Poco después de acontecer la ceremonia del juramento en que se invitó a la juventud a morir por una España negadora de todas las libertades y protecciones básicas del bienestar, la Sra. Cospedal volvía a abrir la boca para describir una situación española irreconocible por el hombre de la calle. Dijo cosas magníficas en una reunión sevillana. Dedicó su discurso, vestido de esa arrogancia que seduce a una serie de españoles, a su líder el Sr. Rajoy, como suele. De sus aciertos habló como Casandra, a la que Apolo dio el don de la profecía, pero no el de la persuasión. «Hoy tenemos a un presidente del Gobierno que va por Europa y todo el mundo le escucha». Sí, eso ha dicho. Y ha añadido respecto a ese presidente: «Ha salvado al país de la crisis de deuda y financiera; a un país que estaba al borde del crac». ¡Lo ha dicho también! Lo juro. Como también ha afirmado: «Hay que hacer ajustes, que todos sabíamos que había que hacer». ¿Quiénes son «todos?». Si son «todos», ¿quién redactó el contradictorio programa electoral? ¡Casandra, Casandra…!

¿Y es a esa España a la que hay que ofrecer las vidas jóvenes mediante un juramento a cura suelto y bandera al viento?

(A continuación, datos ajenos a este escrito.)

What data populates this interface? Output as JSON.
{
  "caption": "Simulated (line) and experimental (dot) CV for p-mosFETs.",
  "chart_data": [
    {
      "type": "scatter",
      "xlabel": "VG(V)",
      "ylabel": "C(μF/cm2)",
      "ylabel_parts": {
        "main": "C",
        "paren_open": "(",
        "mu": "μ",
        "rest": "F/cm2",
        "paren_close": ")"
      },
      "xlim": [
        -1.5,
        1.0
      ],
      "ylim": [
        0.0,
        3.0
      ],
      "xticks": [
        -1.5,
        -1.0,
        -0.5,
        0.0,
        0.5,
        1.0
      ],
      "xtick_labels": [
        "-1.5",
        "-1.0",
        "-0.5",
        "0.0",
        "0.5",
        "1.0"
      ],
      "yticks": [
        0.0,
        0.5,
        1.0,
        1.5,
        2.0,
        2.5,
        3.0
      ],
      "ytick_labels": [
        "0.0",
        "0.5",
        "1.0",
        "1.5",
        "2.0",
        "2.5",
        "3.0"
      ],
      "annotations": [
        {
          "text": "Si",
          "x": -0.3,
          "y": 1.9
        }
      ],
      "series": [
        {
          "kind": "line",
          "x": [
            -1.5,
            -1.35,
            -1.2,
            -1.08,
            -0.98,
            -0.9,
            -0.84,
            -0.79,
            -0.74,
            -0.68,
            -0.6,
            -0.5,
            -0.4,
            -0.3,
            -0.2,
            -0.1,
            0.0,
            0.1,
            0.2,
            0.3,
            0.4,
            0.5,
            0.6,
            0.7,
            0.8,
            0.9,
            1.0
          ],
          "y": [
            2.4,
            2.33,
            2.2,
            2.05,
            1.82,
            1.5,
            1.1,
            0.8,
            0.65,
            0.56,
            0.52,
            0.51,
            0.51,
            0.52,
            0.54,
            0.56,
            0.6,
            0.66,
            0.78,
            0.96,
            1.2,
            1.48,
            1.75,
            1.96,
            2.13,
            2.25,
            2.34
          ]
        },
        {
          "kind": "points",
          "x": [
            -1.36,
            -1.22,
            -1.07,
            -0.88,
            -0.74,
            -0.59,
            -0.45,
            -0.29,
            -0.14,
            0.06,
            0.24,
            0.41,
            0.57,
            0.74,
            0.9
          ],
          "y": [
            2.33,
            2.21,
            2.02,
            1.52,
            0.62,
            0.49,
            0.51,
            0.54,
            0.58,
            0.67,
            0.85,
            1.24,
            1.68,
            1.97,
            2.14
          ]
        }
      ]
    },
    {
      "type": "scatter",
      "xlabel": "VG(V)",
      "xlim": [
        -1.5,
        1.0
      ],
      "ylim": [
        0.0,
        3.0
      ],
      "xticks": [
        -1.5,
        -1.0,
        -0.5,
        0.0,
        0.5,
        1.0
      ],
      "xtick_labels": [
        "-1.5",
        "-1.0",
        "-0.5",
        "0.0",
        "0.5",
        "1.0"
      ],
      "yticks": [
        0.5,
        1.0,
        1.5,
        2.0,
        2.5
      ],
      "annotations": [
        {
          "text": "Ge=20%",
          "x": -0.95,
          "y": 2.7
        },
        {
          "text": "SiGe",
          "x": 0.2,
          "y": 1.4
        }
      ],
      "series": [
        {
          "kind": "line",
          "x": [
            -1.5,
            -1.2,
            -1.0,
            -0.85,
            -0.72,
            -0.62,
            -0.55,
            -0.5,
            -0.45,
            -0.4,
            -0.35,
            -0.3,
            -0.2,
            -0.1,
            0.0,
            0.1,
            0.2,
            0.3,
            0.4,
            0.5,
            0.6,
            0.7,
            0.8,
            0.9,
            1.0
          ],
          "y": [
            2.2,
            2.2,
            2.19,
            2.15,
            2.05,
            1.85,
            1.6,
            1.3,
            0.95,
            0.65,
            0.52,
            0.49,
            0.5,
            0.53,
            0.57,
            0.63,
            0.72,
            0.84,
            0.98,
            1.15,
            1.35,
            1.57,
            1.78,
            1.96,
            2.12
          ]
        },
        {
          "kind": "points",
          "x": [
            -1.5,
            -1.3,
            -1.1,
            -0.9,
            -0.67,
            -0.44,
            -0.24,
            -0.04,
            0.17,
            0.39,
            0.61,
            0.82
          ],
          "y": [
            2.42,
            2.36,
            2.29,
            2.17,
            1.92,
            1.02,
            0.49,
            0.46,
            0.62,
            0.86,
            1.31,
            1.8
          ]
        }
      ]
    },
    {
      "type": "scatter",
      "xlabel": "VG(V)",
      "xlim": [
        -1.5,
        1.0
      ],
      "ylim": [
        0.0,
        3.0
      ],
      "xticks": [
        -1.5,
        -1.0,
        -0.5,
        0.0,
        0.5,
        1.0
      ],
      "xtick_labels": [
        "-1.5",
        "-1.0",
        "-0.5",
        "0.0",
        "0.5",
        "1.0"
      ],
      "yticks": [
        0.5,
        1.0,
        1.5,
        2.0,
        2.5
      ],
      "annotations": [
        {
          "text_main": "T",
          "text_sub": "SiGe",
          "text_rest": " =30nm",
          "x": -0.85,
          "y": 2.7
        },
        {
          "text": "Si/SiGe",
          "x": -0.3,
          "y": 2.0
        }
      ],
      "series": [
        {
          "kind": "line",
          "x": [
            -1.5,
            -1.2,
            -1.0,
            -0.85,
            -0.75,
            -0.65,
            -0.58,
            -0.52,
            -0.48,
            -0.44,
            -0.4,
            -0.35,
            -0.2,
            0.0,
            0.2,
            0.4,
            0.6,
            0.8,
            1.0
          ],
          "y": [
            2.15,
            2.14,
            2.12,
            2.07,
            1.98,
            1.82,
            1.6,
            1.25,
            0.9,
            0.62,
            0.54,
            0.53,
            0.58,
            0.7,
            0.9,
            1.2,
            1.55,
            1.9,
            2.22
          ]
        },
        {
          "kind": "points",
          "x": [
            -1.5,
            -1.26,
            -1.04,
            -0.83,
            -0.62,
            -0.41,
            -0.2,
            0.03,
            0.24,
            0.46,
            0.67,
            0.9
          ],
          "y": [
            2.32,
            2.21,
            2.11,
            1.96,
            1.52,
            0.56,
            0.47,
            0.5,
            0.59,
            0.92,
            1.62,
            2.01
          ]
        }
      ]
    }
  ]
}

Es malo jurar. Más aún, es perverso porque destruye el pensamiento y ata a la roca inmóvil. Peor todavía: jurar es primitivo, insolvente. Es comprometer a Dios en muchas cosas que Cristo rechazó cuando andaba por Galilea sin armas y sin dinero, esto es, sin ejército ni banqueros. Porque se jura por Dios, si no, ¿por quién se puede jurar que tenga la suficiente solidez comprometedora?
Quizá no se dieron cuenta esos muchachos embarcados en una nave fantasma, pero cuando juraban daban un portazo a todas las esperanzas de un pueblo que debiera salir a flote. Juraron incluso morir por la España de la Sra. Cospedal, esto es, juraron por la perpetuidad del Sr. Rajoy, que ha proclamado bíblicamente que ha vencido «la histeria» del «Apocalipsis». En resumen, ese es el cauce por donde discurren las aguas opacas del destino de los españoles. Después vendrá otro Sr. Rajoy y otra Sra. Cospedal. Y otro cura. Hasta que el pueblo maltratado diga «no». Entonces se perseguirá a esos españoles y se les condenará por escrachistas del orden. Pero triunfarán. Ahí es donde los libertadores sufrirán la tentación irresistible de decir solemnemente, como Fernando VII, «marchemos todos juntos, y yo el primero, por la senda de la Constitución».

Esta es la cuestión: ¿es razonable morir por España?